Which reminds me about something I learned during Day 2 and 3 in Denmark, at the Lego Idea Conference and a follow-up meeting of Lego designers. I was there to lead participants in my Junkyard Sports Tabletop Olympiad. And, as you know, the game is jam-packed with "teachable moments" about teamwork and creativity, resourcefulness and innovation. And I learned from the participants that what really mattered, every time I played it, had nothing to do with the copiousity of opportunities to gather meaningful insights, and everything to do with how much sheer, all-embracing fun it allowed them to have together.
So we introduced each other to ourselves, and we shmoozed fascinatingly, and then, right in the middle of the Hotel Legoland lounge, we got up and played actual games.
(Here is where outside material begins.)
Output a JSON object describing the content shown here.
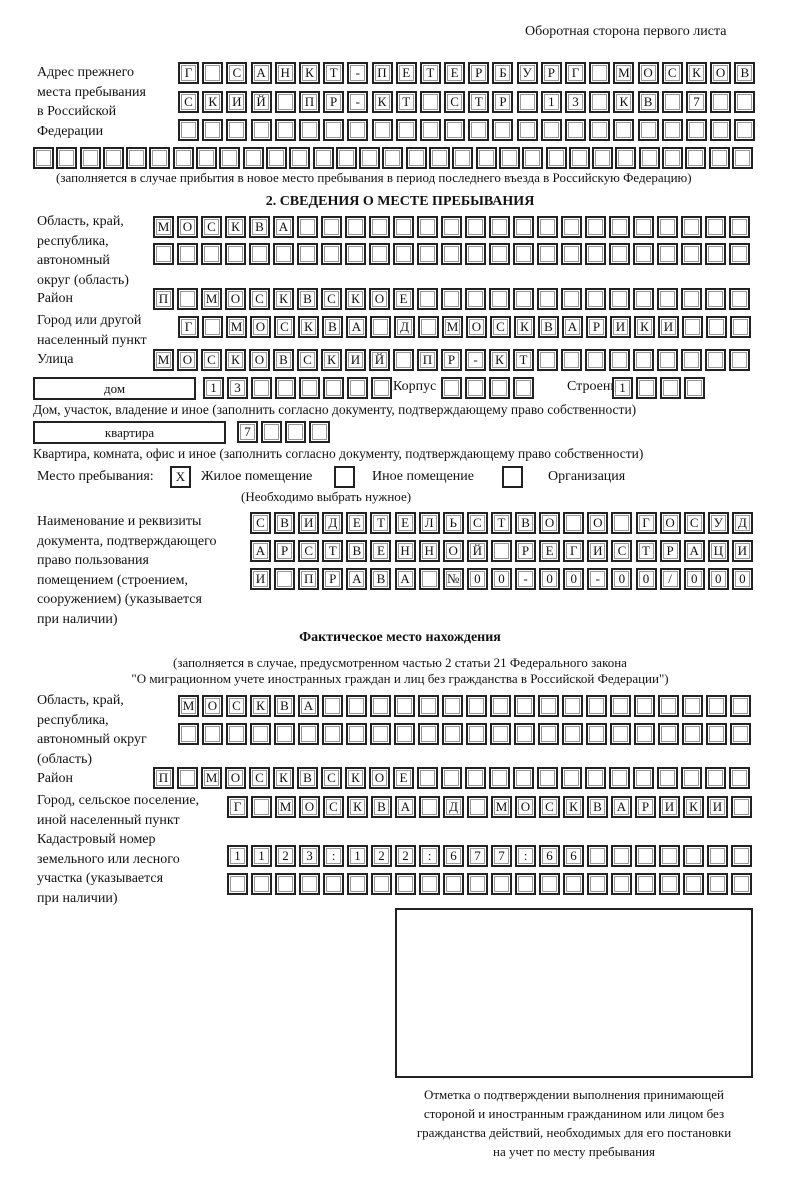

Mr. Finlayson, it so happens, is from the Bahams, where he conducts programs he calls "Festival in the Workplace." His theory is that there is much for businesses to learn about the nature of work, just by recognizing the amazing amount of dedication and devotion that goes in to producing a Carnivale, all without salary or job title, all for fun. So, after we played my current most favorite of pointless games, Sound and Fury, he taught us one of his - a children's circle dance called Brown Girl.
And then we sat down, exhausted in glee, feeling as if we had known each other at least half a lifetime, and shmoozed some more,, until someone noticed that I was fighting myself to stay awake, and we hugged, and we took this picture, and we left each other amidst echoes of probably unforgettable delight.